By clicking “Sign up for GitHub”, you agree to our terms of service and privacy statement. We’ll occasionally send you account related emails.

Already on GitHub? Sign in to your account

Improve handling of builtin symbols in linter rules #10919

Merged
merged 9 commits into from Apr 16, 2024

Conversation

AlexWaygood
Copy link
Member

Summary

A pattern that shows up a lot in the ruff_linter crate currently is to do something like this to determine whether an ast::Expr node refers to a builtin symbol:

fn do_the_check(checker: &mut Checker, expr: &ast::Expr) {
    let ast::Expr::Name(ast::ExprName { id, .. }) = expr else {
        return;
    }
    if id != "zip" {
        return;
    }
    if !checker.semantic().is_builtin("zip") {
        return;
    }
    // and now we do the check that only applies to the builtin zip function...
}

This has two problems:

  1. It's pretty verbose and repetitive, and lots of our checks have some interaction with a builtin function or class in some way
  2. This pattern doesn't account for the fact that it's perfectly possible to explicitly import the builtins module and e.g. refer to zip by using builtins.zip rather than just zip

This PR adds a new method to the semantic model that means that this kind of logic becomes both more concise and more accurate. The above logic can now be replaced with this, which will also (unlike the old function) recognise builtins.zip as being a reference to the builtin zip function:

fn do_the_check(checker: &mut Checker, expr: &ast::Expr) {
    if !checker.semantic().match_builtin_expr(expr, "zip") {
        return;
    }
    // and now we do the check that only applies to the builtin zip function...
}

A new method is also added to crates/ruff_linter/src/importer/mod.rs to enable us to provide autofixes involving builtin functions/classes, even when they've been shadowed by a user-defined function or class in the current scope.

Test Plan

cargo test. Several fixtures have been extended with new examples to test the new functionality.

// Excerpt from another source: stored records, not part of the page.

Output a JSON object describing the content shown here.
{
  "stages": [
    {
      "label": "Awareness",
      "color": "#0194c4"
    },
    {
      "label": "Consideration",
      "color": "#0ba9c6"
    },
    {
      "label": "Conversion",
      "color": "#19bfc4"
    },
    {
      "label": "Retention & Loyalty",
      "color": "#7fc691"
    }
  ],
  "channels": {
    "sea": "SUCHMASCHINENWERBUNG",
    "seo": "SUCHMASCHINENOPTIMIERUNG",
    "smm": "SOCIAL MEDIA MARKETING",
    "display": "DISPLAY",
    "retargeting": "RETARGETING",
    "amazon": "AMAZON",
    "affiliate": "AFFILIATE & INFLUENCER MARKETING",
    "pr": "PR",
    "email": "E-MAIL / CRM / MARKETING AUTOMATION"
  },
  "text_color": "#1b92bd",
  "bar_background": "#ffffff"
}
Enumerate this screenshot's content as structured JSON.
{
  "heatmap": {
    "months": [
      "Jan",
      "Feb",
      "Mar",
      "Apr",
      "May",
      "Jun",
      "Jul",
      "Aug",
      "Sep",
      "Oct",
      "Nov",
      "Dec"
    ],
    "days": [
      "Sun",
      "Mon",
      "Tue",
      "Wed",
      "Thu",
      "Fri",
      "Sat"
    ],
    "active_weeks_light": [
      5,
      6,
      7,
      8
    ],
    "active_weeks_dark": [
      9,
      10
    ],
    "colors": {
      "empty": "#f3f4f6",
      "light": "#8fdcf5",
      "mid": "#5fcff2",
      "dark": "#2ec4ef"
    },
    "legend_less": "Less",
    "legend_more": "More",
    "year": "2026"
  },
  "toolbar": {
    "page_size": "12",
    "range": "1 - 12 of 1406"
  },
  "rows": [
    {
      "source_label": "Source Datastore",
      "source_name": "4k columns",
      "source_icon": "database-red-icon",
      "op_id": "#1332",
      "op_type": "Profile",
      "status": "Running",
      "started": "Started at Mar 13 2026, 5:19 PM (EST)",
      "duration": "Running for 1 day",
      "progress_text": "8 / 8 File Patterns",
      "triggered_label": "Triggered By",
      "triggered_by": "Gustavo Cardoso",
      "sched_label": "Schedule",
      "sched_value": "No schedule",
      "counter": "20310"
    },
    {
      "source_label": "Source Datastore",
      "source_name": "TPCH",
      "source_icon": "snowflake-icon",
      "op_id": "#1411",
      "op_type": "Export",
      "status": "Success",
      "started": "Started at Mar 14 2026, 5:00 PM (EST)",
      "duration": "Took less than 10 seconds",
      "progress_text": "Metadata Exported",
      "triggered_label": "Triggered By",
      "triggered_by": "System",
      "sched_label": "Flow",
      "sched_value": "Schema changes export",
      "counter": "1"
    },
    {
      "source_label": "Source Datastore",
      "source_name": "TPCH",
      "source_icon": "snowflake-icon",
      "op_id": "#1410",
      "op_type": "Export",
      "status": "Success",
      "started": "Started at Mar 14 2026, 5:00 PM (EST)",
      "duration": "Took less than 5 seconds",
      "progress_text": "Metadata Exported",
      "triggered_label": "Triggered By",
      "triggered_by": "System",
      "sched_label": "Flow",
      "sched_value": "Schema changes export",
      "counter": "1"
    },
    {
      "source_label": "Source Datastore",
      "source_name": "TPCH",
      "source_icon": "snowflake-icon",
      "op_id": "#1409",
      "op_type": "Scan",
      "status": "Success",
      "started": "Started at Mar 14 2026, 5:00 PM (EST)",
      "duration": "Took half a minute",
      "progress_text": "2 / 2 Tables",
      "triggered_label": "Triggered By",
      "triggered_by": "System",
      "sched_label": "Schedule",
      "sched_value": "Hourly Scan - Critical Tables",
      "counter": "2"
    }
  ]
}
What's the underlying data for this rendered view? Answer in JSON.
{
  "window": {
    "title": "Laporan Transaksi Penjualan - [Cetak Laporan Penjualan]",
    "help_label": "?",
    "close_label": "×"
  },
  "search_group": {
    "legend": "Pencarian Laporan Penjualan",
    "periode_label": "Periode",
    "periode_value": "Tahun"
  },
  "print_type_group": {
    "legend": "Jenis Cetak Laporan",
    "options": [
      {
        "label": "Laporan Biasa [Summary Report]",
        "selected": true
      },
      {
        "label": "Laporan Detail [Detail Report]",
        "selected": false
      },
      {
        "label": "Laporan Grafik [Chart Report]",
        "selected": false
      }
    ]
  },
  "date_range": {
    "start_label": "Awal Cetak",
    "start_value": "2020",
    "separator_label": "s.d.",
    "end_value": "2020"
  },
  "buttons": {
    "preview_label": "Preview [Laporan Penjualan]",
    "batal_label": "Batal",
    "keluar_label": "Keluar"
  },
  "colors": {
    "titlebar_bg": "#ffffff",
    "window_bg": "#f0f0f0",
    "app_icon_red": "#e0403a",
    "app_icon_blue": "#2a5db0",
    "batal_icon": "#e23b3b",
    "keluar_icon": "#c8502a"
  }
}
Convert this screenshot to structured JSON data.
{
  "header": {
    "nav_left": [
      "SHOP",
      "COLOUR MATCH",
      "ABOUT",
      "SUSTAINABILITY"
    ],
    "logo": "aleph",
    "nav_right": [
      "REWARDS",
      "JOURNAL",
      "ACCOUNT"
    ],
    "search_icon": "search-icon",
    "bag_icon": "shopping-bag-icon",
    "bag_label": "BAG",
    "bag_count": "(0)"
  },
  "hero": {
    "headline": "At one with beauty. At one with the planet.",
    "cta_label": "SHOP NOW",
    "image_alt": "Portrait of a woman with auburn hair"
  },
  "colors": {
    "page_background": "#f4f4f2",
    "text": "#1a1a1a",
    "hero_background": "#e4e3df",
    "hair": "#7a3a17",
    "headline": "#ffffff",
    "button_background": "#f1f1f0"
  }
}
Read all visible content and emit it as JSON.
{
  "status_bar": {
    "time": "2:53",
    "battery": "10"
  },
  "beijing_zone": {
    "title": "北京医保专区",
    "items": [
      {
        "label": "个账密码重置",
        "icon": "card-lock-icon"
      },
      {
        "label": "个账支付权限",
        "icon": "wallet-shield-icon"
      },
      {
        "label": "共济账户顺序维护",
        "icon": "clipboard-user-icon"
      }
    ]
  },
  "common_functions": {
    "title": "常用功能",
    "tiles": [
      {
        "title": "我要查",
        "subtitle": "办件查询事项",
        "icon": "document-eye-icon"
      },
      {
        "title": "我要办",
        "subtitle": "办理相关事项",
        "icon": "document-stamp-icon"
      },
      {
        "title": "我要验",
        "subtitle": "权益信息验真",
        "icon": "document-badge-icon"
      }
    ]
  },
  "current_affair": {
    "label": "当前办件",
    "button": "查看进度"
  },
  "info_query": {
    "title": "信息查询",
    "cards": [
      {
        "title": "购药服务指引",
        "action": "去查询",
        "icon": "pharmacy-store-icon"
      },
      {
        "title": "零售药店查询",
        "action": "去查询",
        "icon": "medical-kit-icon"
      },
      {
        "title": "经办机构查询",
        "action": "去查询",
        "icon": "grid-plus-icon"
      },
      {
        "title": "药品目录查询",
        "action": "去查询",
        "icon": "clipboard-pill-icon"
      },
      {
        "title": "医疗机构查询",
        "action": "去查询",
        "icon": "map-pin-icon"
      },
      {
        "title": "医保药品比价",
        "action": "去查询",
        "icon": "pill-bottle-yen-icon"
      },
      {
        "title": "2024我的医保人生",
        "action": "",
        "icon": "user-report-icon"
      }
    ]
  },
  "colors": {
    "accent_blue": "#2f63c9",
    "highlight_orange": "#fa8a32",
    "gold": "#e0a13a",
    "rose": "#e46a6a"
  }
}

This PR should be easiest to review commit-by-commit: each commit passes the full test suite by itself.

@AlexWaygood AlexWaygood changed the title Add a new method to check whether an Expr refers to a builtin symbol Improve handling of builtin symbols in linter rules Apr 13, 2024
@AlexWaygood AlexWaygood added the linter Related to the linter label Apr 13, 2024
Copy link
Contributor

github-actions bot commented Apr 13, 2024

ruff-ecosystem results

Linter (stable)

✅ ecosystem check detected no linter changes.

Linter (preview)

✅ ecosystem check detected no linter changes.

Formatter (stable)

✅ ecosystem check detected no format changes.

Formatter (preview)

✅ ecosystem check detected no format changes.

@AlexWaygood
Copy link
Member Author

AlexWaygood commented Apr 13, 2024

Ah, that's a regression: something can be imported explicitly from builtins even if it's not an ast::Name node. My fast path doesn't work as it's currently written.

@AlexWaygood
Copy link
Member Author

AlexWaygood commented Apr 13, 2024

Seems like this leads to a 1% perf regression overall, with regressions of 2-3% on some linter benchmarks: https://codspeed.io/astral-sh/ruff/branches/AlexWaygood:improve-builtins-handling

I don't know whether that's worth it or not — it's less repetitive code for us and it's more principled in that we're handling the semantics of Python more accurately, but importing builtins explicitly also isn't that common.

@charliermarsh
Copy link
Member

Would you have expected ~no change here for benchmarks that don't import builtins?

@AlexWaygood
Copy link
Member Author

Would you have expected ~no change here for benchmarks that don't import builtins?

yeah. I would have hoped that the fast path from the if self.seen_modules(Modules::BUILTINS) check would mean that performance would be basically unchanged for those benchmarks.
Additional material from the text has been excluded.